Billie puffed out a breath that was almost a laugh and almost a sigh. "You're doing it again."

"Doing what?"

"Making jokes instead of feeling."

Cleo breathed in and out, letting the electric buzz spread into her belly and curl her toes. "Am not."

Billie took off her glasses. Seeing her like this was like looking up at the night sky, Cleo thought. She wouldn't get tired of counting the details if she lived for a million years.

"I love you, Cleo," Billie whispered.

"I love you too," Cleo said, and wondered at the ease of it.

They stayed like that, breathing together, their lips just photons apart, until Cleo's eyes started to flicker closed. She was tired. She ached all over—from Halvorsen's attack and from the wanting—but she didn't want to sleep. She couldn't let her body forget that Billie was there.

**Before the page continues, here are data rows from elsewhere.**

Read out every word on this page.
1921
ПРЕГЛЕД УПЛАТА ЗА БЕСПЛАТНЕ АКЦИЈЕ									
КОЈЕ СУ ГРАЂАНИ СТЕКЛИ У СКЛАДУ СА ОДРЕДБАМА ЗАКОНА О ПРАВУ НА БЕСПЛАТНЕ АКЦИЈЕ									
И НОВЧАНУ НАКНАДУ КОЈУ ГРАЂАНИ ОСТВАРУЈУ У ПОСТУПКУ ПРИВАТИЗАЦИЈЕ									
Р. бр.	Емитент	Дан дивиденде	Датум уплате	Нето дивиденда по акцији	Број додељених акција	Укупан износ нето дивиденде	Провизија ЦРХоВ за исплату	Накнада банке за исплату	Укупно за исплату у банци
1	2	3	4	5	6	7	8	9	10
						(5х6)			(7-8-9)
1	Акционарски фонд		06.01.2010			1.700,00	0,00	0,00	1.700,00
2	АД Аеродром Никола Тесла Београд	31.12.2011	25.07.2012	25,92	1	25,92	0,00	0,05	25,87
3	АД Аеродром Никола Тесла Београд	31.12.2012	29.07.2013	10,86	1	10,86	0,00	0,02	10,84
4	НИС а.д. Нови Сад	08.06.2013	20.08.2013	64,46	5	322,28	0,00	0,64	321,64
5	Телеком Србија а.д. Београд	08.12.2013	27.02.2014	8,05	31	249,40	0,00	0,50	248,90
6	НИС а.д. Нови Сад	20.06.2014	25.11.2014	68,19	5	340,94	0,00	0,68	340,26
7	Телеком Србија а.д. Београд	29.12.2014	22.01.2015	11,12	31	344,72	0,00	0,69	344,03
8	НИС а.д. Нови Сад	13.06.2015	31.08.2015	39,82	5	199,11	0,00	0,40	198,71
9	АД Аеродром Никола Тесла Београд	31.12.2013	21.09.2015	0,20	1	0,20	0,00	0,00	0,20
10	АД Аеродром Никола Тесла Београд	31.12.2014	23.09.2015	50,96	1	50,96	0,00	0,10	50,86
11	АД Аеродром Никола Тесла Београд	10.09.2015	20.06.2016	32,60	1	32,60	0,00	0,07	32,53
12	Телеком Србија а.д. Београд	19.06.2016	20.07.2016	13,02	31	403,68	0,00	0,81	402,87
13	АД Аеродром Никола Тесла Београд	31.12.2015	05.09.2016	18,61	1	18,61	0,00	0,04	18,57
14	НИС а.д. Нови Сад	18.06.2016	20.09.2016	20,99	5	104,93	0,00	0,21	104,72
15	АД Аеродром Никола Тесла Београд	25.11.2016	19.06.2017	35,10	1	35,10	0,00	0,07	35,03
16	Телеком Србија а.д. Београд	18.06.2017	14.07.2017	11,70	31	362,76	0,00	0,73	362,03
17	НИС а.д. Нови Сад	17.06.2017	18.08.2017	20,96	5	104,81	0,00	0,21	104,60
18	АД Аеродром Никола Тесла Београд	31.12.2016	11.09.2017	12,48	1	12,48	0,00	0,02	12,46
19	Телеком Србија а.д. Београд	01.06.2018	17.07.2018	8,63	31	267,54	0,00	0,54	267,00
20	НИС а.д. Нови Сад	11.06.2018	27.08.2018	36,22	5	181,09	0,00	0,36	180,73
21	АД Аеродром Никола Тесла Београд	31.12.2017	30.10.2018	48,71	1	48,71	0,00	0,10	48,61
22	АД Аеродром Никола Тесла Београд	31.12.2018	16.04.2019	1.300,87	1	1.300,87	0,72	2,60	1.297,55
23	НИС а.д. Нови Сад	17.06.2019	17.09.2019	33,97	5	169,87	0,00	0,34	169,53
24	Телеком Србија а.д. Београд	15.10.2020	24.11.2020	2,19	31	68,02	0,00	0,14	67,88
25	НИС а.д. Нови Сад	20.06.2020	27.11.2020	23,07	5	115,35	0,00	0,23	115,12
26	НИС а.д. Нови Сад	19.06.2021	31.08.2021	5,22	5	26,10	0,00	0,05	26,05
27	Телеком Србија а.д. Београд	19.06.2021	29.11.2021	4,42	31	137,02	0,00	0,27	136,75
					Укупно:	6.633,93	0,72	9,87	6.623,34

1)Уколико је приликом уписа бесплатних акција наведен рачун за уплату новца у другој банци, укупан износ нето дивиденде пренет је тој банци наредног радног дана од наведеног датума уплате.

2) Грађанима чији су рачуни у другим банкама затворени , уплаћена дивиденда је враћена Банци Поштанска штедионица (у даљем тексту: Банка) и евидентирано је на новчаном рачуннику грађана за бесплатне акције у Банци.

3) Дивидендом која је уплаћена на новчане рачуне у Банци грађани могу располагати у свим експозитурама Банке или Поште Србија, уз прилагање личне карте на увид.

"Billie," she said softly, thinking of what her friends had said. "When did you know?"

Billie blinked her eyes open, her face completely untired. "Know what?"

"That you loved me."

"Hmm." Billie smiled, her eyes searching Cleo's face. "You first."

"You're deflecting, but whatever." Cleo trailed a finger over her own palm, imagining the light touch was Billie's. "I knew when I told you Elijah was alive. I should have realized earlier, but I've never been in love before, hindsight is twenty-twenty, et cetera, et cetera."

"That was pretty late in the game."

"Alright, Dr. Love, tell me how soon you knew."

Billie slid her hand just a hair closer to Cleo's, her eyes following Cleo's fingertips as they traced the lines of her hand. "From the beginning."

Cleo's blood pounded in her chest, in her cheeks. "Bullshit."

"Is that so hard to believe?" Billie murmured. "That I could know I was going to love you from the moment I saw you giggling to yourself about Newton's third law of motion and that goddamn sneaker?"

Cleo squeezed her eyes shut again, just for a moment, so she wouldn't do something stupid like try to kiss Billie's brains out. "No way you knew that after knowing me for, what, fifteen minutes—"

"I did." Billie's voice was so rough. So soft. "It was—"

"Love at first sight?" Cleo was scared that if she smiled, her happiness would be too bright, too blinding, but she did it anyway. "Gross."

Billie gave Cleo as exasperated a look as she could manage with their foreheads practically touching, and didn't deny it.

***

"Bill, are you okay?" Eli asks me, after I've been in another trance, picking at the boundary and utterly failing to find a way through for God knows how long, making him worry about me again.

No, I could say. No, because I thought I would never see Neil's face again, and when I did it was because a monster had put it on to threaten me, and you, and the woman I love.

No, I could say, because Cleo is in love with the hologram, the one that I was an idiot and gave my face to, and my mind, and my weakness for people who shine like the sun. So when—if—I meet her, she's not going to want me. Because she already has me.

No, I could say. Because still, despite everything, all I want to do is help her. And I don't know if I can.

"I'm fine," I say instead. "Let me get back to work."